The digital identity solution promises an easier way for NSW constituents to securely verify both their online and in-person identity. The solution has been designed, the Government said, “to stop the oversharing of personal data”, enabling users to choose how and when their information is shared.
According to the Government, all pilot tests of the NSW Digital ID (Beta) have received more than 90 per cent customer satisfaction ratings.
A key advantage of the solution, according to the Government, is that users only need to verify their identity once to set up their NSW Digital ID, giving them greater control over what information is passed on to other government agencies and private businesses.
For instance, an individual would be able to prove they were over 18 without sharing their date of birth, street address or other personal information, which usually comes with a physical driver’s licence.

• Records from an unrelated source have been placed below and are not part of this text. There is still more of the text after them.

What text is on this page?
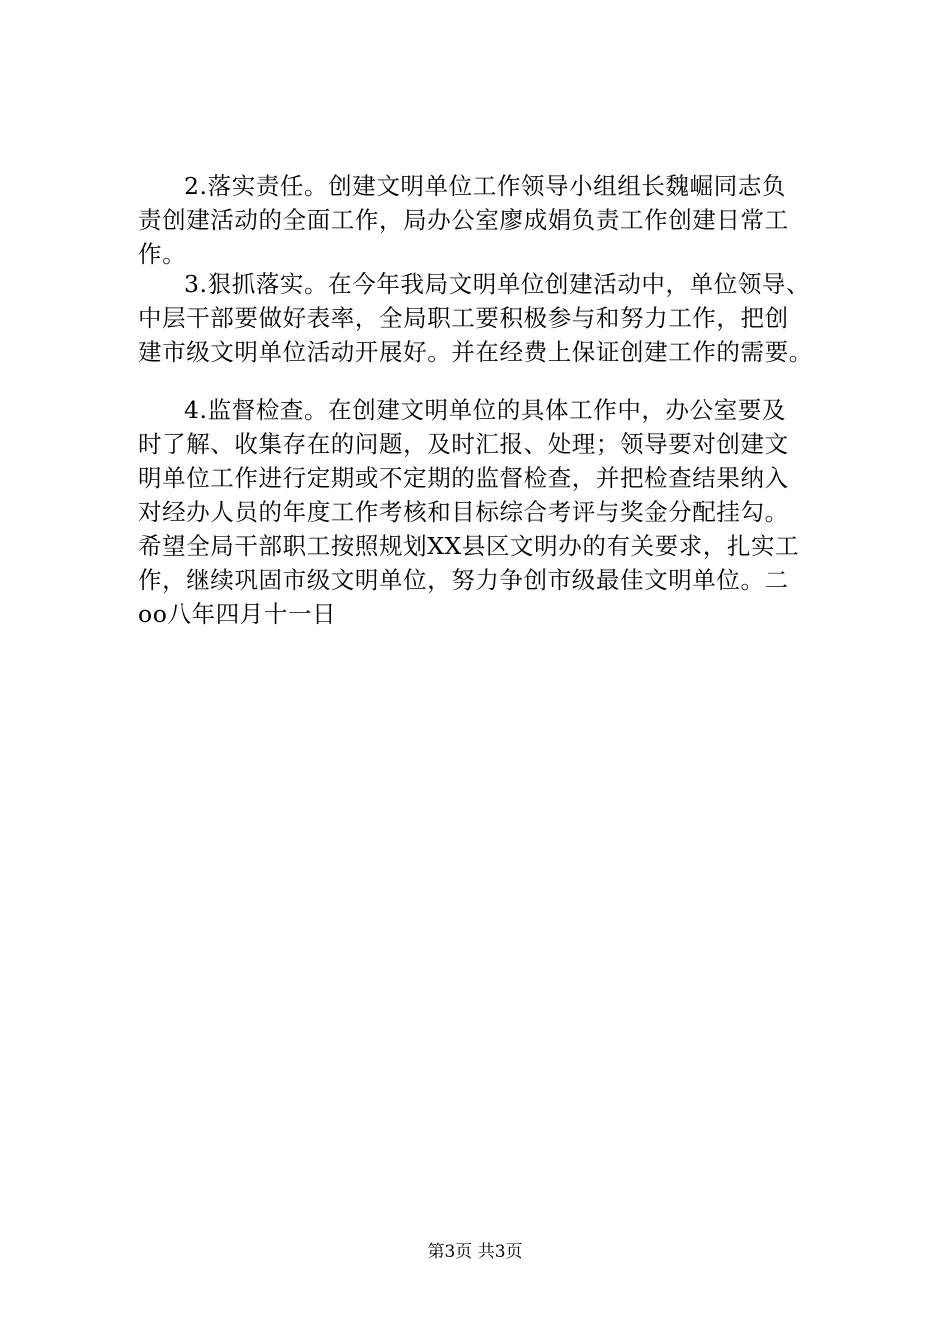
2.落实责任。创建文明单位工作领导小组组长魏崛同志负
责创建活动的全面工作，局办公室廖成娟负责工作创建日常工
作。
3.狠抓落实。在今年我局文明单位创建活动中，单位领导、
中层干部要做好表率，全局职工要积极参与和努力工作，把创
建市级文明单位活动开展好。并在经费上保证创建工作的需要。
4.监督检查。在创建文明单位的具体工作中，办公室要及
时了解、收集存在的问题，及时汇报、处理；领导要对创建文
明单位工作进行定期或不定期的监督检查，并把检查结果纳入
对经办人员的年度工作考核和目标综合考评与奖金分配挂勾。
希望全局干部职工按照规划XX县区文明办的有关要求，扎实工
作，继续巩固市级文明单位，努力争创市级最佳文明单位。二
oo八年四月十一日
第3页 共3页
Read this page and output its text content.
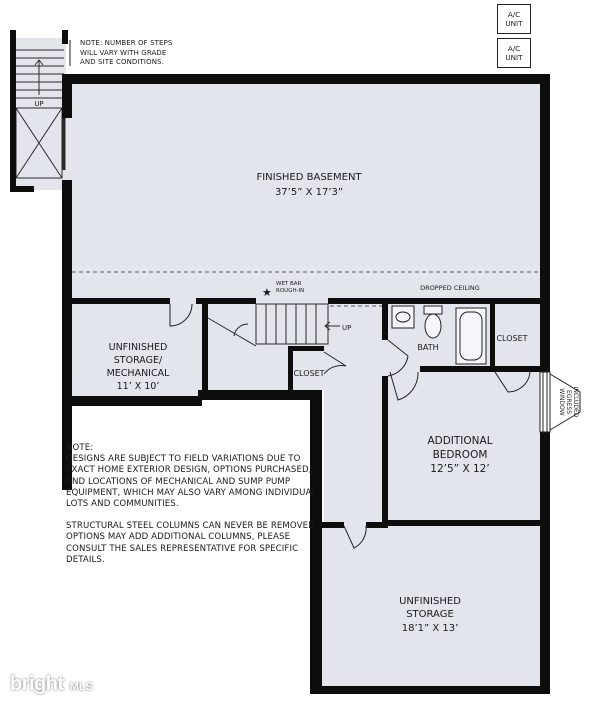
★
FINISHED BASEMENT
37’5” X 17’3”
UNFINISHED
STORAGE/
MECHANICAL
11’ X 10’
CLOSET
BATH
CLOSET
ADDITIONAL
BEDROOM
12’5” X 12’
UNFINISHED
STORAGE
18’1” X 13’
UP
UP
WET BAR
ROUGH-IN	DROPPED CEILING
INCLUDED
EGRESS
WINDOW
NOTE: NUMBER OF STEPS
WILL VARY WITH GRADE
AND SITE CONDITIONS.
A/C
UNIT
A/C
UNIT
NOTE:
DESIGNS ARE SUBJECT TO FIELD VARIATIONS DUE TO
EXACT HOME EXTERIOR DESIGN, OPTIONS PURCHASED,
AND LOCATIONS OF MECHANICAL AND SUMP PUMP
EQUIPMENT, WHICH MAY ALSO VARY AMONG INDIVIDUAL
LOTS AND COMMUNITIES.
STRUCTURAL STEEL COLUMNS CAN NEVER BE REMOVED.
OPTIONS MAY ADD ADDITIONAL COLUMNS, PLEASE
CONSULT THE SALES REPRESENTATIVE FOR SPECIFIC
DETAILS.
bright MLS
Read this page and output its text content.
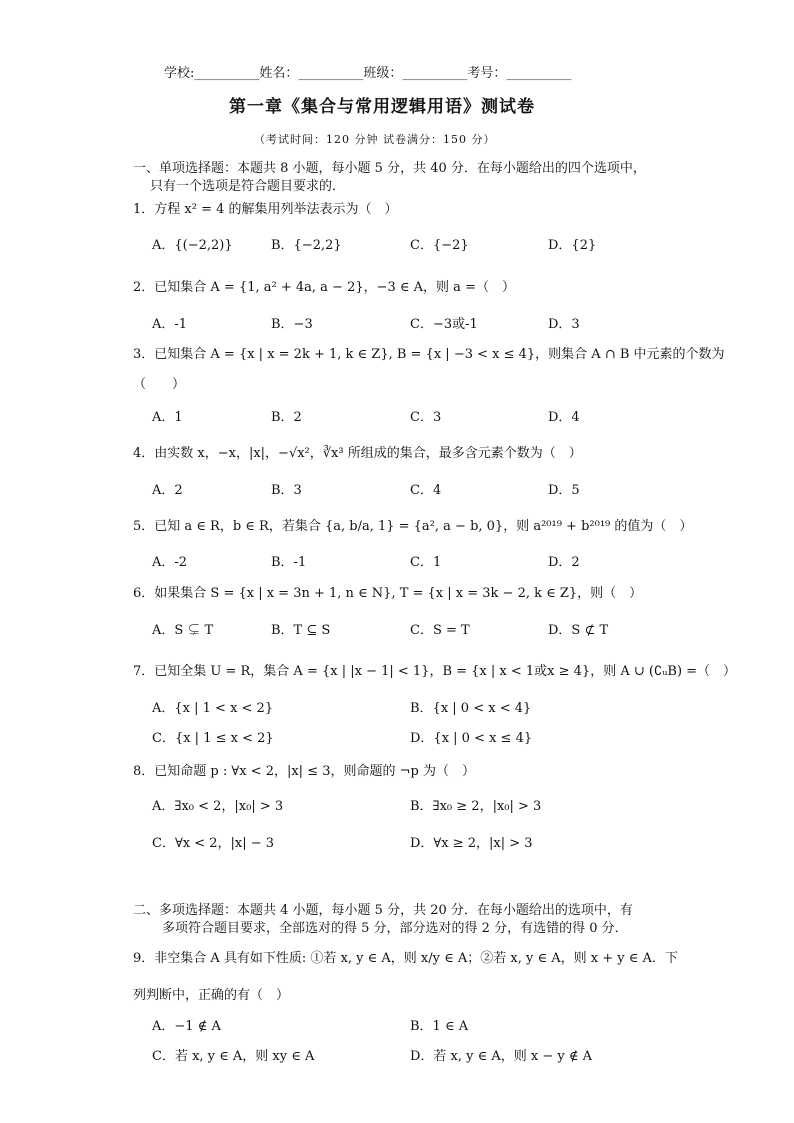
学校:__________姓名：__________班级：__________考号：__________
第一章《集合与常用逻辑用语》测试卷
（考试时间：120 分钟 试卷满分：150 分）
一、单项选择题：本题共 8 小题，每小题 5 分，共 40 分．在每小题给出的四个选项中，
只有一个选项是符合题目要求的．
1．方程 x² = 4 的解集用列举法表示为（　）
A．{(−2,2)}	B．{−2,2}	C．{−2}	D．{2}
2．已知集合 A = {1, a² + 4a, a − 2}，−3 ∈ A，则 a =（　）
A．-1	B．−3	C．−3或-1	D．3
3．已知集合 A = {x | x = 2k + 1, k ∈ Z}, B = {x | −3 < x ≤ 4}，则集合 A ∩ B 中元素的个数为
（　　）
A．1	B．2	C．3	D．4
4．由实数 x，−x，|x|，−√x²，∛x³ 所组成的集合，最多含元素个数为（　）
A．2	B．3	C．4	D．5
5．已知 a ∈ R，b ∈ R，若集合 {a, b/a, 1} = {a², a − b, 0}，则 a²⁰¹⁹ + b²⁰¹⁹ 的值为（　）
A．-2	B．-1	C．1	D．2
6．如果集合 S = {x | x = 3n + 1, n ∈ N}, T = {x | x = 3k − 2, k ∈ Z}，则（　）
A．S ⊊ T	B．T ⊆ S	C．S = T	D．S ⊄ T
7．已知全集 U = R，集合 A = {x | |x − 1| < 1}，B = {x | x < 1或x ≥ 4}，则 A ∪ (∁ᵤB) =（　）
A．{x | 1 < x < 2}	B．{x | 0 < x < 4}
C．{x | 1 ≤ x < 2}	D．{x | 0 < x ≤ 4}
8．已知命题 p : ∀x < 2，|x| ≤ 3，则命题的 ¬p 为（　）
A．∃x₀ < 2，|x₀| > 3	B．∃x₀ ≥ 2，|x₀| > 3
C．∀x < 2，|x| − 3	D．∀x ≥ 2，|x| > 3
二、多项选择题：本题共 4 小题，每小题 5 分，共 20 分．在每小题给出的选项中，有
多项符合题目要求，全部选对的得 5 分，部分选对的得 2 分，有选错的得 0 分．
9．非空集合 A 具有如下性质: ①若 x, y ∈ A，则 x/y ∈ A；②若 x, y ∈ A，则 x + y ∈ A．下
列判断中，正确的有（　）
A．−1 ∉ A	B．1 ∈ A
C．若 x, y ∈ A，则 xy ∈ A	D．若 x, y ∈ A，则 x − y ∉ A
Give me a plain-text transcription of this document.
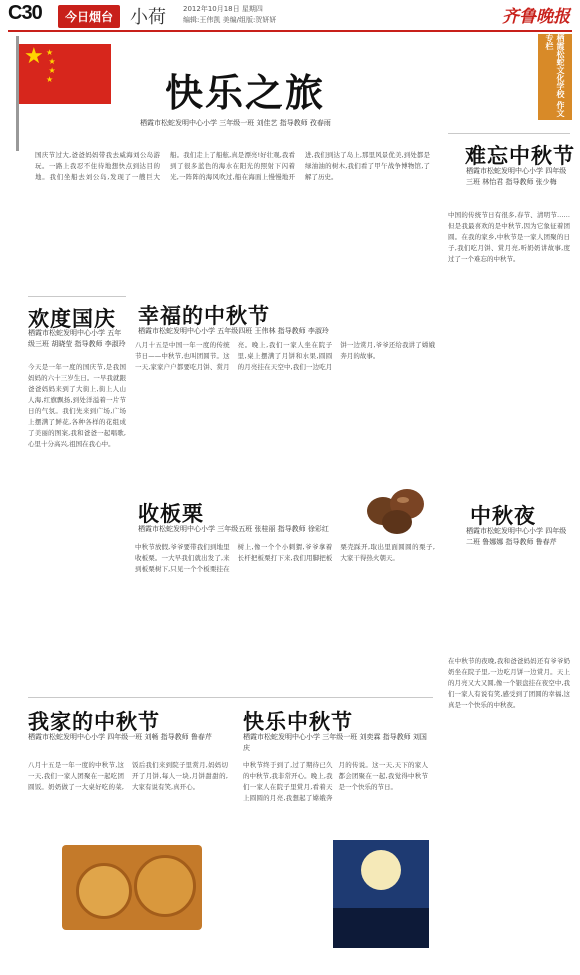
C30	今日烟台 小荷 2012年10月18日 星期四
编辑:王伟凯 美编/组版:贺妍妍	齐鲁晚报
栖霞松蛇文化学校 作文专栏
★ ★
★
★
★	快乐之旅
栖霞市松蛇发明中心小学 三年级一班 刘佳艺 指导教师 孜春雨
国庆节过大,爸爸妈妈带我去威海刘公岛游玩。一路上我忍不住待地想快点到达目的地。我们坐船去刘公岛,发现了一艘巨大船。我们走上了船舷,真是漂亮!好壮观,我看到了很多蓝色的海水在阳光的照射下闪着光,一阵阵的海风吹过,船在海面上慢慢地开进,我们到达了岛上,那里风景优美,到处都是绿油油的树木,我们看了甲午战争博物馆,了解了历史。
欢度国庆
栖霞市松蛇发明中心小学 五年级三班 胡晓莹 指导教师 李淑玲
今天是一年一度的国庆节,是我国妈妈的六十三岁生日。一早我就跟爸爸妈妈来到了大街上,街上人山人海,红旗飘扬,到处洋溢着一片节日的气氛。我们先来到广场,广场上摆满了鲜花,各种各样的花组成了美丽的图案,我和爸爸一起唱歌,心里十分高兴,祖国在我心中。
幸福的中秋节
栖霞市松蛇发明中心小学 五年级四班 王伟林 指导教师 李淑玲
八月十五是中国一年一度的传统节日——中秋节,也叫团圆节。这一天,家家户户都要吃月饼、赏月亮。晚上,我们一家人坐在院子里,桌上摆满了月饼和水果,圆圆的月亮挂在天空中,我们一边吃月饼一边赏月,爷爷还给我讲了嫦娥奔月的故事。
收板栗
栖霞市松蛇发明中心小学 三年级五班 张桂丽 指导教师 徐彩红
中秋节放假,爷爷要带我们到地里收板栗。一大早我们就出发了,来到板栗树下,只见一个个板栗挂在树上,像一个个小刺猬,爷爷拿着长杆把板栗打下来,我们用脚把板栗壳踩开,取出里面圆圆的栗子,大家干得热火朝天。
难忘中秋节
栖霞市松蛇发明中心小学 四年级三班 林怡君 指导教师 张少梅
中国的传统节日有很多,春节、清明节……但是我最喜欢的是中秋节,因为它象征着团圆。在我的家乡,中秋节是一家人团聚的日子,我们吃月饼、赏月亮,听奶奶讲故事,度过了一个难忘的中秋节。
中秋夜
栖霞市松蛇发明中心小学 四年级二班 鲁娜娜 指导教师 鲁春芹
在中秋节的夜晚,我和爸爸妈妈还有爷爷奶奶坐在院子里,一边吃月饼一边赏月。天上的月亮又大又圆,像一个银盘挂在夜空中,我们一家人有说有笑,感受到了团圆的幸福,这真是一个快乐的中秋夜。
我家的中秋节
栖霞市松蛇发明中心小学 四年级一班 刘畅 指导教师 鲁春芹
八月十五是一年一度的中秋节,这一天,我们一家人团聚在一起吃团圆饭。奶奶做了一大桌好吃的菜,饭后我们来到院子里赏月,妈妈切开了月饼,每人一块,月饼甜甜的,大家有说有笑,真开心。
快乐中秋节
栖霞市松蛇发明中心小学 三年级一班 刘奕霖 指导教师 刘国庆
中秋节终于到了,过了期待已久的中秋节,我非常开心。晚上,我们一家人在院子里赏月,看着天上圆圆的月亮,我想起了嫦娥奔月的传说。这一天,天下的家人都会团聚在一起,我觉得中秋节是一个快乐的节日。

The NSW Digital ID, along with Digital Wallet, will be a part of several solutions to help safely and securely store citizens’ personal information while granting them control, in real-time, over who has access to their verifiable credentials.
The NSW Digital ID will be optional for NSW constituents and will be made available once “rigorous testing, audit and reviews are completed to ensure information is safe and secure”.
“We want to take proactive steps to ensure everyone has access to the tools they need to protect their privacy and provide security around personal information,” Minister for Customer Service and Digital Government, Jihad Dib said.
“By providing everyone the choice to control their personal information safely and securely online, it’s handing the power over their privacy back to the people.”
The NSW Government this week also kicked off its Privacy Week, highlighting the importance of handing control of information sharing back to people. It follows a spate of cyber-attacks impacting millions of people across the state, with the annual cost of cyber breaches estimated at $42 billion.
In 2022 alone, more than 50,000 physical documents were replaced with assistance from ID Support NSW as a result of cyber incidents and natural disasters.